Desde o dia 20 de março, início da gestão da nova secretária de Assistência Social de Torres, Neusa Oriques, o governo Delci passou para ela a sinalização para instalação definitiva na Casa de Passagem para Pessoas em Situação de Rua.  É que o Ministério Público exigiu que a municipalidade torrense, até o final do mês de abril, ofereça outro local para abrigar as crianças e adolescentes atendidas pela Casa de Acolhimento Estrela Guia – que oferece acolhimento provisório para crianças e adolescentes (0 a 17 anos e 11 meses) em situação de medida protetiva, e que atende todos os municípios da comarca de Torres. E a prefeitura estuda que o imóvel atual do projeto Estrela Guia, localizado na Estrada do Mar, possa ser então liberado para que lá se estabeleça o terceiro endereço da Casa de Passagem para Pessoas em Situação de Rua de Torres – após, é claro, haver a mudança da Casa de Acolhimento para outro imóvel (mais adaptado às exigências legais).

Conforme informou a mesma secretaria Neusa, as questões a serem examinadas pela municipalidade como um todo para a decisão da disponibilização desse novo endereço para o equipamento são:

1 – A legalidade do uso da área, que se trata de um local que não é de propriedade da prefeitura. Trata-se de uma área cedida pela Justiça Federal para a municipalidade implantar programas sociais, área essa tomada (como manda a lei) pelo Estado brasileiro de um traficante de drogas, condenado pela justiça federal.

2 – Adequar ou ver a viabilidade do contrato entre a prefeitura e a Organização Social Privada terceirizada – responsável por gerenciar a Casa de Passagem, visando abrigo e inclusão dos usuários do programa. A nova situação pode baixar o valor mensal do contrato (por conta de não haver necessidade de aluguel do imóvel); ou ampliar os serviços oferecidos pela terceirizada aos acolhidos pela Casa de Passagem.

 

“Tem pessoas que não querem sair da rua” afirma a secretária Neusa          

Secretária Neusa e parte da equipe do CREAS  de Torres

 

A FOLHA Torres também conversou com a secretaria junto aos técnicos da municipalidade, que trabalham na abordagem de pessoas em situação de rua em Torres. Queríamos saber de quem é a responsabilidade da fiscalização e da abordagem dos casos (como alguns recebidos por A FOLHA Torres) de pessoas inclusive acampadas em áreas de proteção permanente (APP) ou áreas de Proteção Ambiental (APA).

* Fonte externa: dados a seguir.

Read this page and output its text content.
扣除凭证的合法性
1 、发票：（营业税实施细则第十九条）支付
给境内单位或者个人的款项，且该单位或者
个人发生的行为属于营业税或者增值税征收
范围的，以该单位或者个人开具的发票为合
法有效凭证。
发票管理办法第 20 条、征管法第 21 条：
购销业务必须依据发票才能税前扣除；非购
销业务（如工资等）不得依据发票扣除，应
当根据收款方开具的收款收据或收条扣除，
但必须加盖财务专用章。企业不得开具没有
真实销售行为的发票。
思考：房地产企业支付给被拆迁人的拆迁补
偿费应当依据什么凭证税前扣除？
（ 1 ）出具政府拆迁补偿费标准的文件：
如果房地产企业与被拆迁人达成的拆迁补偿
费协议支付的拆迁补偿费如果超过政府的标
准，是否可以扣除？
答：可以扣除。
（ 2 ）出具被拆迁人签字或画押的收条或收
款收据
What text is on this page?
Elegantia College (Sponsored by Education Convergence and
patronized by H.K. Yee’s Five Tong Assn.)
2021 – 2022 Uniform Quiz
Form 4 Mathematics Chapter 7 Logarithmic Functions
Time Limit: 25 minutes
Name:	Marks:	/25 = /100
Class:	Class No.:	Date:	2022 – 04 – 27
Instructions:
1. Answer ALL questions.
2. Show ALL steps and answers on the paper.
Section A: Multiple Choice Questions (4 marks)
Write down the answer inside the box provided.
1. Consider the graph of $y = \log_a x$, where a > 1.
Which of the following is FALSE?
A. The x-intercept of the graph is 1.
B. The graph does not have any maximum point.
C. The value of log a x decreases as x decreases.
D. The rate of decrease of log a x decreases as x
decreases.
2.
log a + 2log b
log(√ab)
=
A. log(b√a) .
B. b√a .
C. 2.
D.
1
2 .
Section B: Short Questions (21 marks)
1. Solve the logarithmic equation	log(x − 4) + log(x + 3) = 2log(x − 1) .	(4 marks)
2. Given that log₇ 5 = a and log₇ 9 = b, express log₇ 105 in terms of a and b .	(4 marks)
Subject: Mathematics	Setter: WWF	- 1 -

“Pessoas em condições de rua são abordadas, mas a lei não permite que esses sejam obrigados a ir para a Casa de Passagem “, afirmou a secretária Neusa. “Tem alguns casos em que elas (pessoas abordadas) não querem sair da rua, mesmo após o oferecimento de todo o programa”, explica.

Conversamos também com Fagner Lentz, coordenador do Creas (Centro de Referência Especializado de Assistência Social), o técnico   que afinal aborda as pessoas para cadastrar e saber se essas querem ou não utilizar o serviço da Casa de Passagem. “Fazemos a abordagem social. A questão de instalação irregular com barraca, por exemplo, é um trabalho da fiscalização da Guarda Municipal”, explica Fagner.  “Mas barraca (em via pública ou áreas de APP) posso dizer que não é permitida em hipótese nenhuma”, sentencia o servidor.

Neusa destacou também o fato técnico que “vários tratamentos sociais após a abordagem do Creas acabam se expandindo para outras áreas, principalmente aos serviços de Saúde”. No caso de uma pessoa abordada na rua pela equipe da Assistência Social, esse pode estar com um corte na perna que necessita de intervenção médica. Aí, a prefeitura aciona o programa Consultório na Rua – da Secretaria de Saúde – que vai tratar do corte e das soluções de continuidades eventuais dessa pessoa, considerada em situação de rua. Após, a pessoa pode (ou não) aceitar ser atendida pelo serviço da Casa de Passagem, mas continua aos cuidados da Saúde. Se esse cidadão (ou cidadã) em condição de rua tiver, ainda, necessidade de tratamento para dependência química, esse vai ser encaminhado para o CAPS (se quiser), onde passará a ser sujeito a um tratamento de Saúde especifico. E se aceitar ir para a Casa de Passagem, o tratamento no CAPS passara a fazer parte do programa de inclusão social realizado pelo equipamento – que inclui busca de capacitação para emprego, participação da rotina de limpeza e refeições da casa junto com companheiros de projeto (existem cerca de 20 pessoas atendidas atualmente), etc.

FOTO – Local que, atualmente, abriga a Casa de Passagem para Pessoas em Situação de Rua, na Rua Porto Alegre

O  CREAS e as Pessoas em Situação de Rua

O Centro de Referência Especializado de Assistência Social (CREAS) é um serviço público fundamental na garantia de direitos, destinado ao atendimento de indivíduos e famílias que vivenciam situações de violação. Sua atuação contempla casos de violência contra crianças e adolescentes, pessoas idosas, pessoas com deficiência, mulheres em situação de violência, além de situações de negligência, abandono e outras formas de violação, assegurando acompanhamento técnico especializado, proteção social e o fortalecimento dos vínculos familiares e comunitários.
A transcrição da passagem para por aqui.